Had Vaelora’s glance at Quaeryt been a quarrel, he would have perished on the spot. Instead, he grinned. “My dear … it matters little, since the accommodations are what we have and are far better than most we have endured in past travels.” He paused just slightly before adding, “But they look to be quite comfortable. I did make sure that there were enough quilts and blankets.”

“I’m sure
you
will need them.” Vaelora sniffed.

Two quints later, Quaeryt and Vaelora rode past the squad serving as the vanguard and reined up at the lower pier where the canal boat was tied up.

“It’s gorgeous.” Vaelora looked at Quaeryt accusingly.

The canal boat was indeed striking, with a well-oiled and glistening oak hull and superstructure. The main cabin structure occupied fifteen yards, perhaps slightly more, with the flat roof of the cabin rising less than two yards above what would have been the main deck, if the forward deck had extended from stem to stern. The short front crew deck extended less than three yards from the rounded bow to where the main cabin began, and the steering deck aft of the cabin was closer to a yard and a half in length.

Quaeryt dismounted, handing the mare’s reins to one of the rankers, and then stepped back to Vaelora’s mount, holding out a hand for her to dismount. “Lord Bhayar’s orders,” he said solemnly, before grinning.

Vaelora shook her head in a short gesture, but she did take Quaeryt’s hand as she dismounted.

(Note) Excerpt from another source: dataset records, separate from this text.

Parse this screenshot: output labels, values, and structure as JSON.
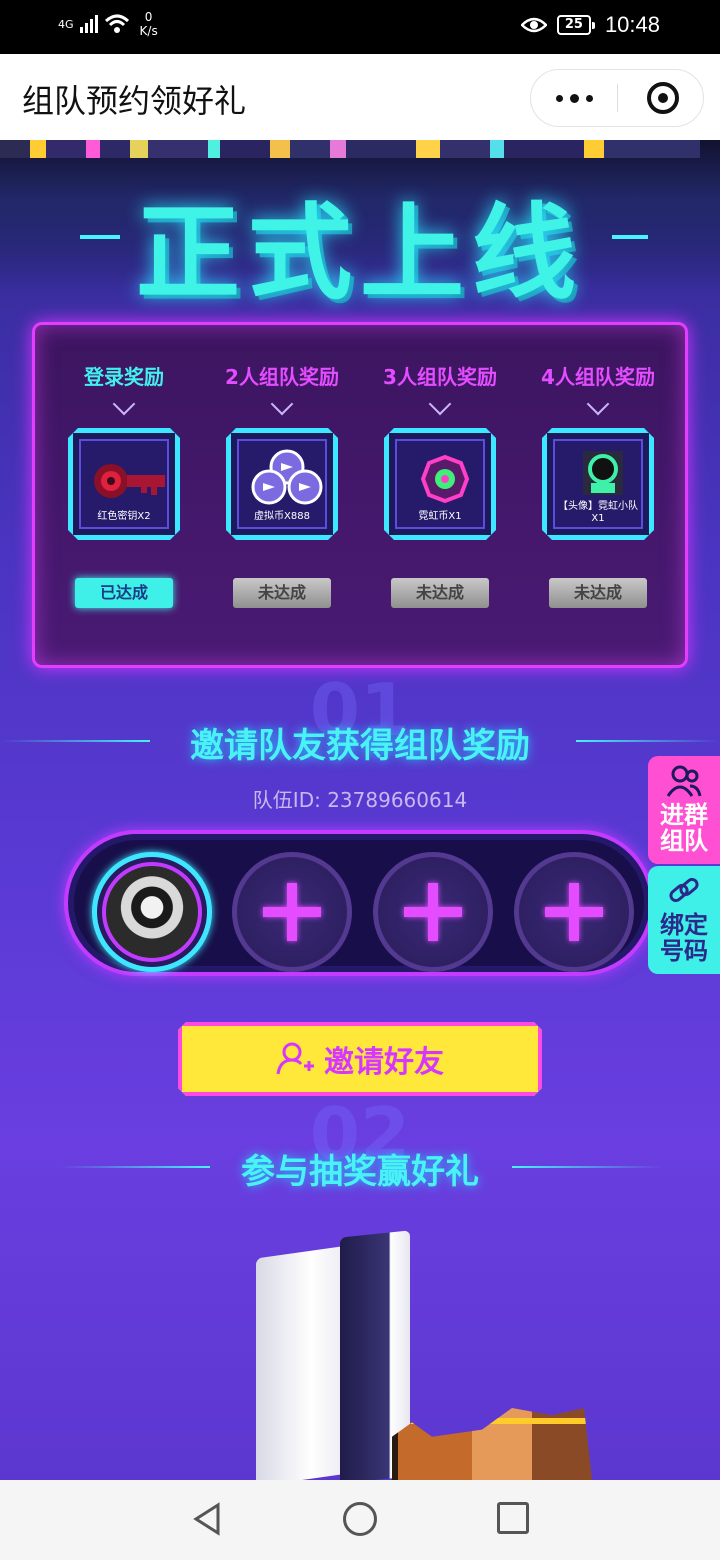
{
  "status_bar": {
    "network": "4G",
    "speed_value": "0",
    "speed_unit": "K/s",
    "battery": "25",
    "time": "10:48"
  },
  "title_bar": {
    "title": "组队预约领好礼",
    "more_icon": "more-dots-icon",
    "close_icon": "target-icon"
  },
  "banner": {
    "headline": "正式上线"
  },
  "rewards": [
    {
      "title": "登录奖励",
      "item": "红色密钥X2",
      "status": "已达成",
      "achieved": true,
      "title_color": "#43f0ef"
    },
    {
      "title": "2人组队奖励",
      "item": "虚拟币X888",
      "status": "未达成",
      "achieved": false,
      "title_color": "#e44dff"
    },
    {
      "title": "3人组队奖励",
      "item": "霓虹币X1",
      "status": "未达成",
      "achieved": false,
      "title_color": "#e44dff"
    },
    {
      "title": "4人组队奖励",
      "item": "【头像】霓虹小队X1",
      "status": "未达成",
      "achieved": false,
      "title_color": "#e44dff"
    }
  ],
  "section1": {
    "number": "01",
    "title": "邀请队友获得组队奖励",
    "team_id_label": "队伍ID:",
    "team_id": "23789660614"
  },
  "team_slots": [
    {
      "state": "member",
      "icon": "avatar"
    },
    {
      "state": "empty",
      "icon": "plus-icon"
    },
    {
      "state": "empty",
      "icon": "plus-icon"
    },
    {
      "state": "empty",
      "icon": "plus-icon"
    }
  ],
  "side_tabs": {
    "join_group_line1": "进群",
    "join_group_line2": "组队",
    "bind_number_line1": "绑定",
    "bind_number_line2": "号码"
  },
  "invite_button": {
    "label": "邀请好友",
    "icon": "add-user-icon"
  },
  "section2": {
    "number": "02",
    "title": "参与抽奖赢好礼"
  },
  "colors": {
    "accent_cyan": "#3ff0e8",
    "accent_magenta": "#e43dff",
    "button_yellow": "#ffe83a"
  }
}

Quaeryt escorted her to their transportation and quarters for the next weeks. On the starboard side of the canal boat, some seven yards aft of the stem, was a set of narrow doors, swung open to reveal a set of steps down into the main cabin. At the bottom of the steps, to the right, or forward, was another narrow pocket door, leading into the cabin that was the bedchamber.

Vaelora moved carefully down the narrow steps and into the sleeping cabin, taking in the paneled walls and the built-in bed, with the headboard against the bulkhead set between the two narrow and angled windows. Beneath the windows were built-in cabinets.

“For travel, this is well appointed,” Vaelora said. “There’s little space for clothing, though.”

“There are large drawers under the bed,” replied Quaeryt.
They likely won’t hold everything you brought, though.
“Let’s move into the salon, so the rankers can carry our gear into the sleeping cabin.” He stepped back out of the smaller cabin, almost tripping as the boot heel of his bad left leg caught the edge of the bottom step. He caught himself smoothly and pivoted into the salon.

The salon was paneled in goldenwood, and had wide windows that could be blocked by folding shutters, but those windows only began at what would have been the deck level. A small writing desk stood in the starboard aft corner, with a lamp on a brass mount above it. A space slightly starboard of the middle of the salon was occupied by a narrow oblong goldenwood table with chairs for eight, clearly more for officials or officers to meet than for regular dining. In the forward port corner was a comfortable armchair, with a pair of lamps above it. A second armchair was set next to and aft of the first.

“Everything’s aboard, sir,” announced the squad leader from the salon entry.

“If you’d tell Major Zhelan to give the word to the boatman to get under way.”

“Yes, sir.”

As the squad leader vaulted up the steps, Vaelora turned to Quaeryt. “What will you do now?”

“Sit with you and watch the canal go by for half a glass—until we join up with Skarpa and the regiments.”

 

9

The next four days were uneventful, with cool but not immoderate weather, and no rain and no problems with the canal or the towpath. Quaeryt had just dressed and finished eating an overcooked cheese omelet and bread with bitter peach preserves on Vendrei morning, perhaps two quints before the army and the canal boat were due to head out, when someone rapped on the side door of the boat.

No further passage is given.